The group of people, (or things, or places,) that the data have been collected from. In most situations it is important to pick a representative sample, which is not biased e.g. mainly women, mainly from particular age or income bands or with particular educational qualifications. There is a range of methods for doing this.

Scatterplots (Also known as x-y plots and Scattergrams):

A graph used to show how paired data are related.

Each point represents a pair of data values, one given by its x co-ordinate and the other by the y co-ordinate. They are used to look for correlation.

They can also be used to look for increases or decreases after a treatment, by plotting before and after values and seeing whether most of the points lie above or below the y = x line.

See the graphs used to illustrate correlation for examples of scattergrams.

Standard Deviation:

A measure of the spread or variability of a data set.

The larger the standard deviation, the more spread out about the mean the data are.

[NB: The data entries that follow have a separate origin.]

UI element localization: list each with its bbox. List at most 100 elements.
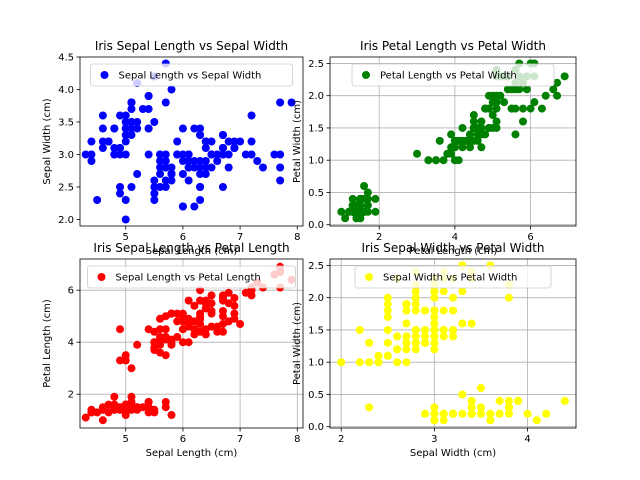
data-point xyxy=(167,411,176,419)
data-point xyxy=(156,150,165,159)
data-point xyxy=(553,91,562,100)
data-point xyxy=(402,300,411,309)
x-tick-label: 8 xyxy=(294,232,300,243)
data-point xyxy=(184,150,193,159)
data-point xyxy=(348,194,357,203)
data-point xyxy=(449,293,457,302)
data-point xyxy=(458,319,467,328)
data-point xyxy=(133,124,142,133)
data-point xyxy=(486,409,495,418)
data-point xyxy=(443,149,452,158)
data-point xyxy=(196,196,205,204)
data-point xyxy=(98,137,107,146)
data-point xyxy=(201,137,210,146)
legend-marker xyxy=(97,273,106,281)
data-point xyxy=(218,150,227,159)
data-point xyxy=(196,170,205,178)
data-point xyxy=(276,98,285,107)
y-tick-label: 0.5 xyxy=(308,188,324,199)
data-point xyxy=(110,405,119,414)
data-point xyxy=(411,332,420,341)
data-point xyxy=(87,157,96,165)
data-point xyxy=(365,358,374,367)
data-point xyxy=(110,124,119,133)
data-point xyxy=(511,85,520,94)
data-point xyxy=(81,413,90,422)
data-point xyxy=(218,183,227,191)
data-point xyxy=(230,301,239,310)
data-point xyxy=(411,345,420,354)
data-point xyxy=(507,104,516,113)
data-point xyxy=(144,92,153,100)
data-point xyxy=(469,117,478,126)
x-axis-label: Sepal Length (cm) xyxy=(146,246,238,257)
x-tick-label: 6 xyxy=(527,232,533,243)
chart-title: Iris Petal Length vs Petal Width xyxy=(360,39,546,53)
data-point xyxy=(127,131,136,139)
data-point xyxy=(150,183,159,191)
data-point xyxy=(276,163,285,172)
data-point xyxy=(421,332,430,341)
data-point xyxy=(458,409,467,418)
data-point xyxy=(121,196,130,204)
data-point xyxy=(110,144,119,152)
data-point xyxy=(150,327,159,336)
data-point xyxy=(161,325,170,334)
data-point xyxy=(270,150,279,159)
data-point xyxy=(492,123,501,132)
data-point xyxy=(201,299,210,308)
y-tick-label: 4.0 xyxy=(58,85,74,96)
data-point xyxy=(190,202,199,211)
data-point xyxy=(402,358,411,367)
data-point xyxy=(201,163,210,172)
subplot-1: 5 6 7 8 2.0 2.5 3.0 3.5 4.0 4.5 Sepal Length (cm) S… xyxy=(42,39,304,257)
data-point xyxy=(133,170,142,178)
data-point xyxy=(430,287,439,296)
data-point xyxy=(116,150,125,159)
data-point xyxy=(439,287,448,296)
data-point xyxy=(449,332,457,341)
data-point xyxy=(477,143,486,152)
data-point xyxy=(511,130,520,139)
y-tick-label: 2.5 xyxy=(58,183,74,194)
data-point xyxy=(560,396,569,405)
data-point xyxy=(411,287,420,296)
data-point xyxy=(184,338,193,347)
data-point xyxy=(439,416,448,425)
data-point xyxy=(352,207,361,216)
data-point xyxy=(486,416,495,425)
y-axis-label: Petal Width (cm) xyxy=(292,100,303,183)
data-point xyxy=(178,124,187,133)
data-point xyxy=(207,291,216,300)
data-point xyxy=(449,306,457,315)
data-point xyxy=(363,201,372,210)
data-point xyxy=(430,338,439,347)
data-point xyxy=(458,143,467,152)
data-point xyxy=(430,313,439,322)
data-point xyxy=(218,131,227,139)
data-point xyxy=(127,400,136,409)
data-point xyxy=(207,137,216,146)
data-point xyxy=(207,322,216,331)
data-point xyxy=(492,104,501,113)
data-point xyxy=(121,405,130,414)
data-point xyxy=(178,338,187,347)
data-point xyxy=(553,78,562,87)
data-point xyxy=(337,207,346,216)
y-tick-label: 2 xyxy=(68,390,74,401)
data-point xyxy=(383,293,392,302)
data-point xyxy=(504,403,513,412)
data-point xyxy=(167,309,176,318)
data-point xyxy=(476,409,485,418)
data-point xyxy=(87,137,96,146)
data-point xyxy=(184,296,193,305)
data-point xyxy=(127,98,136,107)
legend-box xyxy=(351,63,555,87)
data-point xyxy=(196,163,205,172)
axes-frame xyxy=(329,258,577,429)
data-point xyxy=(430,293,439,302)
data-point xyxy=(218,144,227,152)
subplot-2: 2 4 6 0.0 0.5 1.0 1.5 2.0 2.5 Petal Length (cm) Pe… xyxy=(292,39,577,257)
data-point xyxy=(161,157,170,165)
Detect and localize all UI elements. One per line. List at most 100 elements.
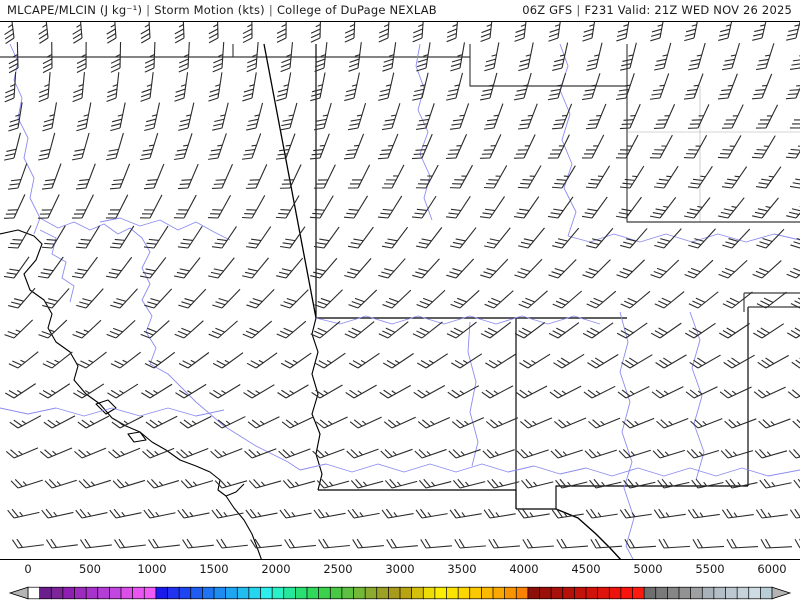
header-bar: MLCAPE/MLCIN (J kg⁻¹) | Storm Motion (kts)… (0, 0, 800, 21)
international-border-mexico-az (318, 489, 517, 509)
river-central-valley (39, 217, 157, 365)
river-canadian (689, 311, 705, 481)
colorbar-swatch (539, 586, 552, 600)
header-product-title: MLCAPE/MLCIN (J kg⁻¹) (7, 3, 143, 17)
colorbar-tick-label: 2000 (261, 562, 291, 576)
colorbar-swatch (225, 586, 238, 600)
colorbar-swatch (562, 586, 576, 600)
colorbar-swatch (132, 586, 145, 600)
colorbar-swatch (364, 586, 378, 600)
header-overlay-title: Storm Motion (kts) (154, 3, 265, 17)
colorbar-swatch (492, 586, 506, 600)
colorbar-swatch (353, 586, 366, 600)
coastline-california (0, 229, 245, 497)
colorbar-tick-label: 5000 (633, 562, 663, 576)
colorbar-swatch (190, 586, 204, 600)
colorbar-swatch (399, 586, 413, 600)
river-utah-az-drain (315, 315, 601, 325)
colorbar-swatch (376, 586, 390, 600)
colorbar-swatch (725, 586, 738, 600)
colorbar-swatch (585, 586, 599, 600)
river-humboldt (415, 43, 433, 221)
river-mojave (0, 407, 225, 417)
colorbar-swatch (457, 586, 471, 600)
colorbar-swatch (50, 586, 64, 600)
colorbar-swatch (597, 586, 610, 600)
colorbar-tick-label: 6000 (757, 562, 787, 576)
header-valid-time-label: F231 Valid: 21Z WED NOV 26 2025 (584, 3, 792, 17)
header-separator-2: | (268, 3, 273, 17)
colorbar-swatch (388, 586, 401, 600)
colorbar-swatch (248, 586, 262, 600)
international-border-rio-grande (555, 508, 622, 559)
river-colorado-upper (567, 233, 800, 243)
island-santa-catalina (127, 431, 147, 443)
county-lines-layer (627, 86, 800, 222)
state-border-nm-tx (516, 485, 748, 510)
colorbar-swatch (550, 586, 564, 600)
colorbar-swatch (643, 586, 657, 600)
colorbar-swatch (74, 586, 87, 600)
colorbar-swatch (295, 586, 308, 600)
state-border-ca-az-colorado-river (311, 317, 323, 491)
colorbar-swatch (97, 586, 111, 600)
colorbar-tick-label: 0 (24, 562, 32, 576)
colorbar-swatch (85, 586, 99, 600)
colorbar-swatch (329, 586, 343, 600)
state-border-ca-nv-diagonal (263, 43, 317, 319)
colorbar-swatch (27, 586, 41, 600)
river-bay-area-tributary (39, 229, 75, 303)
colorbar-swatch (39, 586, 52, 600)
colorbar-swatch (620, 586, 634, 600)
colorbar-swatch (178, 586, 192, 600)
colorbar-underflow-arrow (8, 586, 29, 600)
river-sacramento-delta (99, 217, 231, 241)
state-border-co-ut (626, 86, 800, 223)
colorbar-panel[interactable]: 0 500 1000 1500 2000 2500 3000 3500 4000 4500 5000… (0, 560, 800, 600)
header-separator-3: | (576, 3, 581, 17)
header-separator-1: | (146, 3, 151, 17)
colorbar-tick-label: 500 (79, 562, 101, 576)
colorbar-swatch (155, 586, 169, 600)
colorbar-swatch (202, 586, 215, 600)
colorbar-swatch (574, 586, 587, 600)
state-borders-layer (0, 43, 800, 559)
colorbar-tick-label: 5500 (695, 562, 725, 576)
colorbar-tick-label: 1500 (199, 562, 229, 576)
river-gila (299, 463, 535, 473)
colorbar-swatch (701, 586, 715, 600)
colorbar-swatch (434, 586, 448, 600)
colorbar-tick-label: 3500 (447, 562, 477, 576)
colorbar-tick-label: 4500 (571, 562, 601, 576)
colorbar-swatch (283, 586, 297, 600)
colorbar-swatch (260, 586, 273, 600)
colorbar-swatch (271, 586, 285, 600)
colorbar-swatch (527, 586, 541, 600)
colorbar-swatch (120, 586, 134, 600)
colorbar-swatch (713, 586, 727, 600)
colorbar-swatch (608, 586, 622, 600)
colorbar-swatch (504, 586, 517, 600)
colorbar-strip[interactable] (0, 586, 800, 600)
river-rio-grande-east (533, 465, 800, 477)
colorbar-tick-label: 4000 (509, 562, 539, 576)
map-canvas[interactable] (0, 22, 800, 560)
colorbar-swatch (655, 586, 669, 600)
colorbar-swatch (678, 586, 692, 600)
colorbar-swatch (748, 586, 762, 600)
colorbar-swatch (469, 586, 483, 600)
colorbar-swatch (306, 586, 320, 600)
colorbar-swatch (422, 586, 436, 600)
map-background (0, 22, 800, 559)
colorbar-tick-label: 1000 (137, 562, 167, 576)
colorbar-swatch (341, 586, 355, 600)
colorbar-swatch (213, 586, 227, 600)
header-right-group: 06Z GFS | F231 Valid: 21Z WED NOV 26 2025 (522, 3, 792, 17)
colorbar-swatch (481, 586, 494, 600)
header-source-label: College of DuPage NEXLAB (276, 3, 437, 17)
colorbar-swatch (632, 586, 645, 600)
colorbar-swatch (318, 586, 331, 600)
map-panel[interactable] (0, 21, 800, 560)
colorbar-swatch (143, 586, 157, 600)
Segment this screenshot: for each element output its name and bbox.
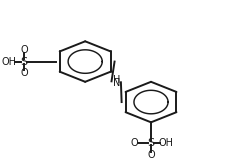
- Text: H: H: [113, 75, 120, 85]
- Text: O: O: [20, 68, 28, 78]
- Text: OH: OH: [159, 138, 174, 148]
- Text: O: O: [130, 138, 138, 148]
- Text: O: O: [20, 45, 28, 55]
- Text: S: S: [20, 57, 28, 67]
- Text: S: S: [148, 138, 154, 148]
- Text: N: N: [113, 78, 120, 88]
- Text: O: O: [147, 150, 155, 160]
- Text: OH: OH: [1, 57, 16, 67]
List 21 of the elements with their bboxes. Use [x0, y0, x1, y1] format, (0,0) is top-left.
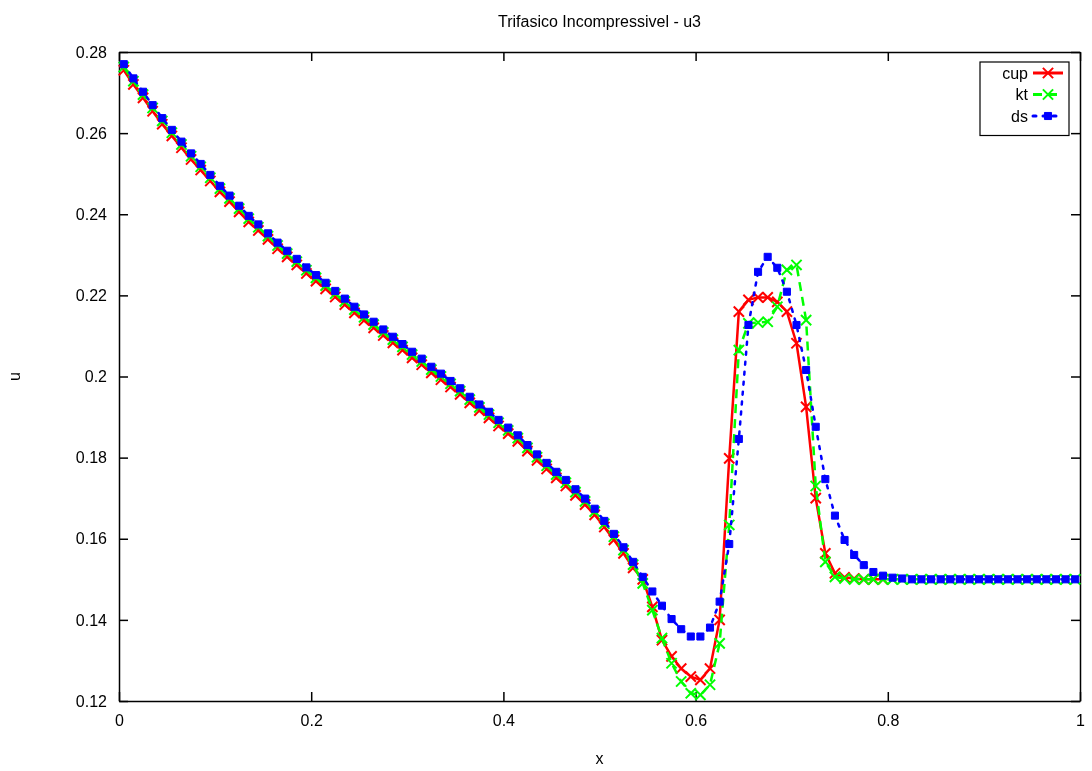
y-tick-label: 0.28 — [75, 43, 108, 61]
y-tick-label: 0.2 — [84, 368, 108, 386]
x-axis-title: x — [595, 750, 604, 767]
x-tick-label: 0.4 — [492, 712, 516, 730]
y-tick-label: 0.22 — [75, 286, 108, 304]
x-tick-label: 1 — [1076, 712, 1086, 730]
y-axis-title: u — [6, 372, 23, 381]
y-tick-label: 0.26 — [75, 124, 108, 142]
y-tick-label: 0.14 — [75, 611, 108, 629]
x-tick-label: 0.6 — [684, 712, 708, 730]
y-tick-label: 0.18 — [75, 449, 108, 467]
y-tick-label: 0.12 — [75, 692, 108, 710]
y-tick-label: 0.24 — [75, 205, 108, 223]
legend-label: ds — [1011, 107, 1028, 125]
x-tick-label: 0.8 — [877, 712, 900, 730]
legend-label: kt — [1015, 86, 1029, 104]
y-tick-label: 0.16 — [75, 530, 108, 548]
x-tick-label: 0.2 — [300, 712, 323, 730]
x-tick-label: 0 — [115, 712, 125, 730]
legend-label: cup — [1002, 64, 1029, 82]
chart-title: Trifasico Incompressivel - u3 — [497, 13, 702, 30]
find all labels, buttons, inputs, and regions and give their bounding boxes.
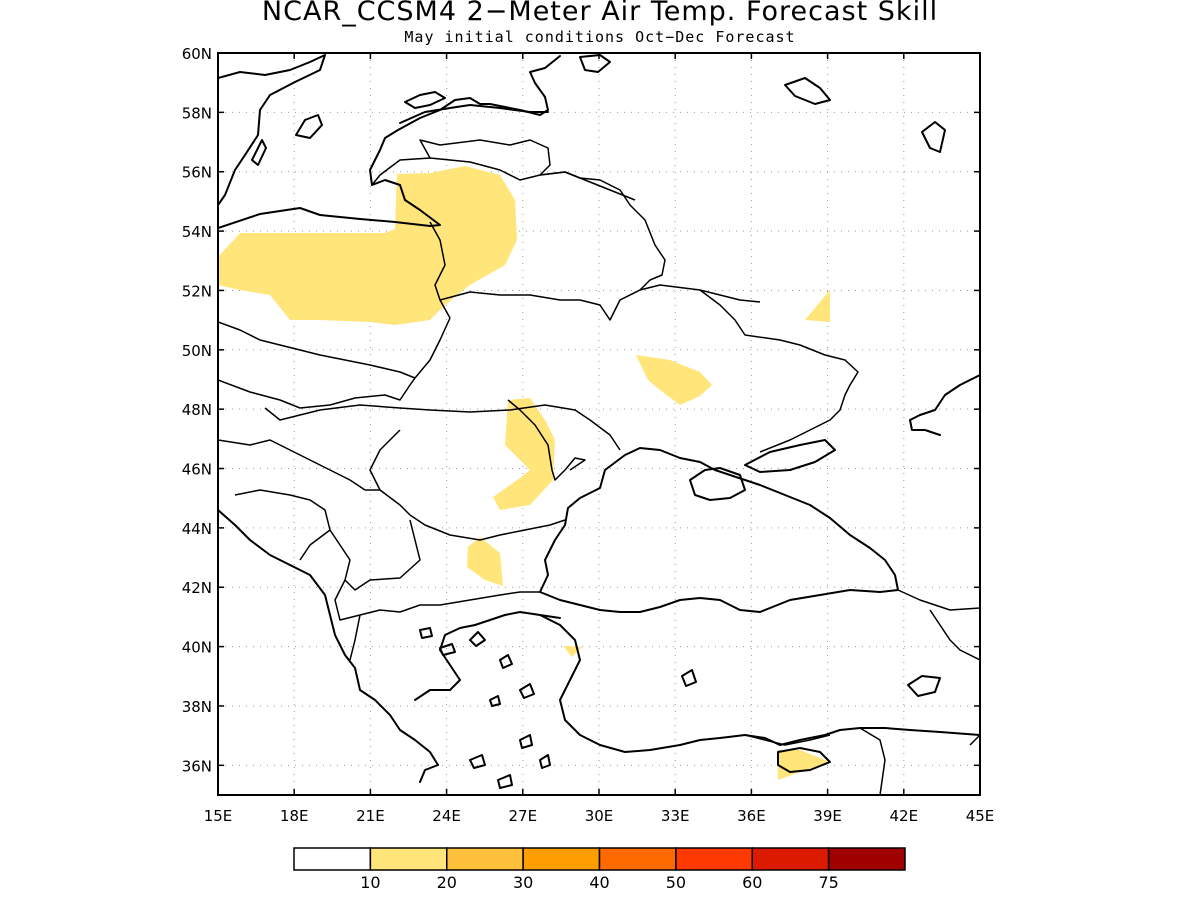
aegean-west-coast xyxy=(414,611,561,783)
lat-tick-label: 60N xyxy=(182,45,212,63)
coastlines xyxy=(218,54,980,789)
colorbar-swatch xyxy=(293,847,372,871)
colorbar-label: 20 xyxy=(437,873,457,892)
lon-tick-label: 27E xyxy=(509,807,538,825)
colorbar-swatch xyxy=(446,847,524,871)
lon-tick-label: 39E xyxy=(813,807,842,825)
border-turkey-east xyxy=(859,589,980,795)
colorbar-label: 10 xyxy=(360,873,380,892)
skill-region-bulgaria xyxy=(467,537,503,586)
lon-tick-label: 30E xyxy=(585,807,614,825)
lat-tick-label: 46N xyxy=(182,461,212,479)
skill-region-moldova xyxy=(493,398,555,510)
lon-tick-label: 18E xyxy=(280,807,309,825)
colorbar-label: 50 xyxy=(666,873,686,892)
cyprus xyxy=(777,747,831,773)
border-ukraine-russia xyxy=(699,289,859,453)
border-poland-east xyxy=(429,221,451,319)
crimea xyxy=(689,467,746,501)
lat-tick-label: 50N xyxy=(182,342,212,360)
skill-region-ukraine-east xyxy=(636,355,712,405)
lon-tick-label: 45E xyxy=(966,807,995,825)
gotland xyxy=(295,114,323,139)
mediterranean-turkey-coast xyxy=(539,614,980,753)
border-hungary-serbia xyxy=(218,439,380,491)
volga-bend xyxy=(921,121,946,153)
lat-tick-label: 36N xyxy=(182,757,212,775)
chart-subtitle: May initial conditions Oct−Dec Forecast xyxy=(404,28,796,46)
sea-azov xyxy=(744,439,836,473)
saaremaa xyxy=(404,91,446,109)
lon-tick-label: 33E xyxy=(661,807,690,825)
lat-tick-label: 42N xyxy=(182,579,212,597)
colorbar: 10 20 30 40 50 60 75 xyxy=(293,847,906,892)
lat-tick-label: 38N xyxy=(182,698,212,716)
colorbar-label: 60 xyxy=(742,873,762,892)
map-gridlines xyxy=(218,53,980,795)
colorbar-label: 40 xyxy=(589,873,609,892)
skill-regions xyxy=(218,166,830,780)
oland xyxy=(251,139,267,166)
border-poland-germany xyxy=(218,321,416,379)
lat-tick-label: 56N xyxy=(182,164,212,182)
colorbar-swatch xyxy=(827,847,906,871)
lon-tick-label: 21E xyxy=(356,807,385,825)
gulf-finland xyxy=(399,104,549,124)
colorbar-swatch xyxy=(751,847,830,871)
lat-tick-label: 40N xyxy=(182,639,212,657)
lon-tick-label: 36E xyxy=(737,807,766,825)
border-turkey-syria xyxy=(744,734,831,746)
sweden-coast xyxy=(218,54,326,206)
baltic-coast xyxy=(218,55,561,229)
border-russia-ukraine-north xyxy=(539,171,636,201)
aegean-islands xyxy=(419,627,941,789)
latitude-ticks: 60N 58N 56N 54N 52N 50N 48N 46N 44N 42N 40N 38N 36N xyxy=(182,45,980,775)
lon-tick-label: 24E xyxy=(432,807,461,825)
rybinsk-reservoir xyxy=(784,77,831,105)
lat-tick-label: 54N xyxy=(182,223,212,241)
caspian-coast xyxy=(909,374,980,436)
lat-tick-label: 48N xyxy=(182,401,212,419)
colorbar-swatch xyxy=(522,847,601,871)
map-content xyxy=(218,54,980,795)
lat-tick-label: 44N xyxy=(182,520,212,538)
colorbar-label: 30 xyxy=(513,873,533,892)
colorbar-swatch xyxy=(598,847,677,871)
colorbar-label: 75 xyxy=(818,873,838,892)
colorbar-swatch xyxy=(675,847,753,871)
colorbar-swatch xyxy=(369,847,448,871)
skill-region-poland xyxy=(218,166,517,325)
border-balkans xyxy=(234,489,540,661)
border-moldova xyxy=(507,399,586,481)
lon-tick-label: 15E xyxy=(204,807,233,825)
lon-tick-label: 42E xyxy=(890,807,919,825)
lat-tick-label: 58N xyxy=(182,104,212,122)
adriatic-east-coast xyxy=(218,509,439,766)
border-belarus xyxy=(439,284,761,321)
country-borders xyxy=(218,139,980,795)
black-sea-coast xyxy=(539,447,899,613)
lat-tick-label: 52N xyxy=(182,282,212,300)
chart-title: NCAR_CCSM4 2−Meter Air Temp. Forecast Sk… xyxy=(261,0,939,27)
longitude-ticks: 15E 18E 21E 24E 27E 30E 33E 36E 39E 42E 45E xyxy=(204,53,995,825)
border-czech-slovakia-hungary xyxy=(218,317,621,451)
lake-ladoga xyxy=(579,54,611,73)
border-romania-south xyxy=(369,429,566,541)
skill-region-russia-small xyxy=(805,290,830,322)
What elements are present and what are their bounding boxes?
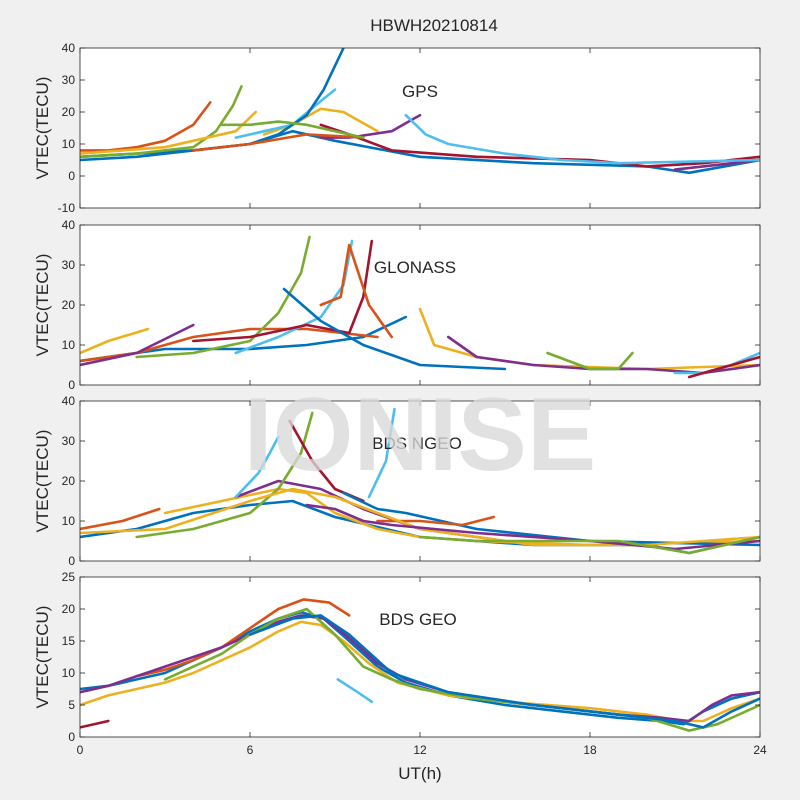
y-tick-label: 0 xyxy=(68,378,75,392)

Like the mean, the standard deviation takes all values into account and can be very affected by an extreme value. The Inter Quartile Range is less effected.

You can find how to calculate it in any standard statistics book but you do not need to, as SPSS will calculate it for you. Most scientific calculators will also calculate it from the raw data if you do not have access to a computer.

Example: Two groups of 5 patients have the following ages: Group A: 18, 24, 30, 36, 42, Group B: 18, 19, 20, 38, 55, . Both groups have the same mean, 30. The standard deviations are 8.5 for Group A and 14.5 for Group B, showing the ages in Group B are more spread out from the mean. Variance:

The square of the standard deviation.

It is used a lot in statistical calculations, but you won’t need it to use and interpret statistics. The standard deviation is the square root of the Variance.

X and Y axes and co-ordinates:

The x-axis is the horizontal line along the bottom of a graph and the y-axis is the vertical line up the side, (except where negative values are involved, when the axes will be in the middle of the graph). Any point on a graph has an x co-ordinate, which is the number on the x-axis level with it, and a y co-ordinate, which is the number on the y-axis level with it.

The point where both co-ordinates are zero is called the origin.

The diagonal line which goes through all the points whose x and y co-ordinates are the same is called the line y = x.